Yes, hearing and reflecting on the Word of God in prayer is a condition for true, selfless, loving service of the Body of Christ. Martha didn’t appreciate this…not at first. And so she worried, and was anxious about things, as so many of us are. How human and how easy it is, just as it was for Martha, to become obsessed with busyness, to move those things – those things that are really just accidental parts of our lives -- to the center of our lives; and in doing so to send the true center of our lives to the sidelines.

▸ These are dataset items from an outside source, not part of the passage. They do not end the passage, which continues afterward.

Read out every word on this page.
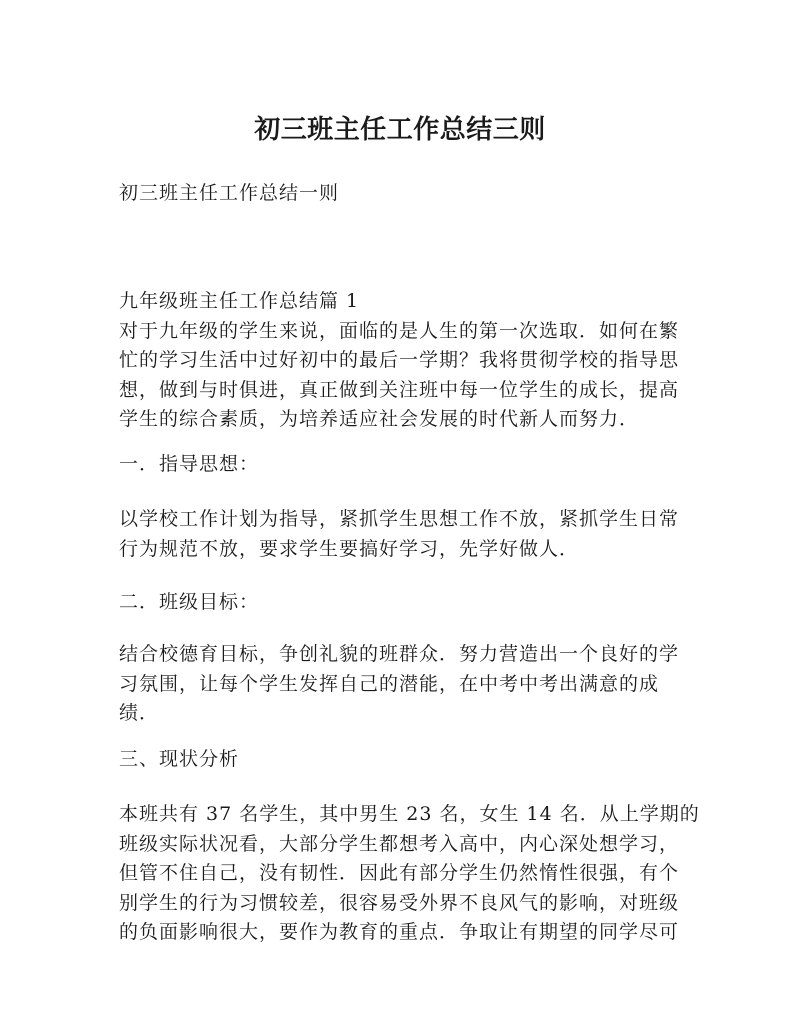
初三班主任工作总结三则
初三班主任工作总结一则

九年级班主任工作总结篇 1

对于九年级的学生来说，面临的是人生的第一次选取．如何在繁

忙的学习生活中过好初中的最后一学期？我将贯彻学校的指导思

想，做到与时俱进，真正做到关注班中每一位学生的成长，提高

学生的综合素质，为培养适应社会发展的时代新人而努力．

一．指导思想：

以学校工作计划为指导，紧抓学生思想工作不放，紧抓学生日常

行为规范不放，要求学生要搞好学习，先学好做人．

二．班级目标：

结合校德育目标，争创礼貌的班群众．努力营造出一个良好的学

习氛围，让每个学生发挥自己的潜能，在中考中考出满意的成

绩．

三、现状分析

本班共有 37 名学生，其中男生 23 名，女生 14 名．从上学期的

班级实际状况看，大部分学生都想考入高中，内心深处想学习，

但管不住自己，没有韧性．因此有部分学生仍然惰性很强，有个

别学生的行为习惯较差，很容易受外界不良风气的影响，对班级

的负面影响很大，要作为教育的重点．争取让有期望的同学尽可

This just cannot be. The fullness of truth, the fullness of life, the fullness of grace deserves our full attention. Jesus can’t be merely a part of our lives, but must be the focus of our lives, always at the very center. 

In our excessively busy lives today, too often we don’t spend time on the important things. When Jesus knocks on your door and my door, when He enters our lives, just as He enters the soup kitchen dozens of times every day, certainly we should serve Him. But we should serve Him in love and attentiveness; listening to Him; and not allowing our service of receiving Jesus to distract us from Jesus Himself.